Differentiation of virulent and biological control Paenibacillus larvae strains associated with American foulbrood in bee hives

The detection and control of American Foulbrood (AFB) is made more challenging due to a lack of evidence regarding the virulence mechanisms employed by this honeybee pathogen. Whilst incidence of this pathogen within the UK has recently declined, ~100 colonies were identified as infected with AFB in 2011 (to end of September), so AFB should still be considered a serious threat to honeybee health. It is known that within the species many phenotypes exist, and the infection caused by the phenotypes differs greatly. This PhD thesis presents several advances towards a greater understanding of the intra-specific differences occurring within the species. Chapter 2 evaluates the use of 16S rRNA sequencing as a method of Paenibacillus larvae identification, as well as exploring the use of this ribosomal subunit for differentiation of the species. The sequencing of two housekeeping (purH and PyrE) genes assesses the potential of a Multi Locus Sequence Typing (MLST) method, as a means of subspecies differentiation. Chapter 3 assesses what can be inferred from use of Enterobacterial Repetitive Intergenic Consensus (ERIC) sequence fingerprinting, with regards to prior knowledge genetic differences.
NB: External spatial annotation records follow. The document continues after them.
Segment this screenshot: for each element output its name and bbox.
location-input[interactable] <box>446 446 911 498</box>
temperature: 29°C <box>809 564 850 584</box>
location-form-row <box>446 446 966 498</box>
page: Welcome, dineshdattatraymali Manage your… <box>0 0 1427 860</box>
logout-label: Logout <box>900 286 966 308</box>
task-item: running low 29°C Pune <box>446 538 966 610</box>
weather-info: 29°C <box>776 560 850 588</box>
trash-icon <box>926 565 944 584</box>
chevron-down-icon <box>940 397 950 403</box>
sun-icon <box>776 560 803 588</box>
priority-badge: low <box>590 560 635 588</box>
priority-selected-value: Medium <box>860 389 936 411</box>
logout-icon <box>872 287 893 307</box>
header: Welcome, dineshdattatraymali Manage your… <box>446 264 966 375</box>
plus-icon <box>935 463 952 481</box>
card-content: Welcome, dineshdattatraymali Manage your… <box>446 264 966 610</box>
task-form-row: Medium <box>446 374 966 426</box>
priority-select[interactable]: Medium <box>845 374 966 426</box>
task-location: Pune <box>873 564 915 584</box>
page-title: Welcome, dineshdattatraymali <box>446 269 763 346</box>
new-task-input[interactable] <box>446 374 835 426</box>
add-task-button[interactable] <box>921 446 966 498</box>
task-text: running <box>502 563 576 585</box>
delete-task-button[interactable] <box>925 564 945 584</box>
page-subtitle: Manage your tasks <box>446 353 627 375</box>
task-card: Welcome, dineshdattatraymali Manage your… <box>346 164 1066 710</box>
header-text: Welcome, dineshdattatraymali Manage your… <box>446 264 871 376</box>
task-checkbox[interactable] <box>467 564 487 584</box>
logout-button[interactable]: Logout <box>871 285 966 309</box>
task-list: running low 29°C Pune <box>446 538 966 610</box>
Lateral Flow Devices (LFDs), a commonly used diagnostic tool, are tested to ensure P. larvae isolates representing all 4 ERIC types are detected. In Chapter 4 an in-vitro honeybee rearing method is employed to observe the correlation between proteolytic activity of isolates and in-vitro virulence. The method is applied to a wider range of reference isolates, to observe the intra-species differences existing. The ability to produce large numbers of viable spores is explored as a potential difference existing between ERIC types I and IV. Whole genome shotgun sequencing is used in chapter 5 to perform comparative genomic studies on 4 P. larvae isolates also utilising 646 contigs from a previous sequencing project. The possible presence of plasmid DNA is explored, through GC content analysis. The genetic basis of a sporulation phenotypic difference is examined by BLAST analysis of orthologous genes. In Chapter 6 the findings of this thesis are discussed in more detail, and potential areas of further study are identified.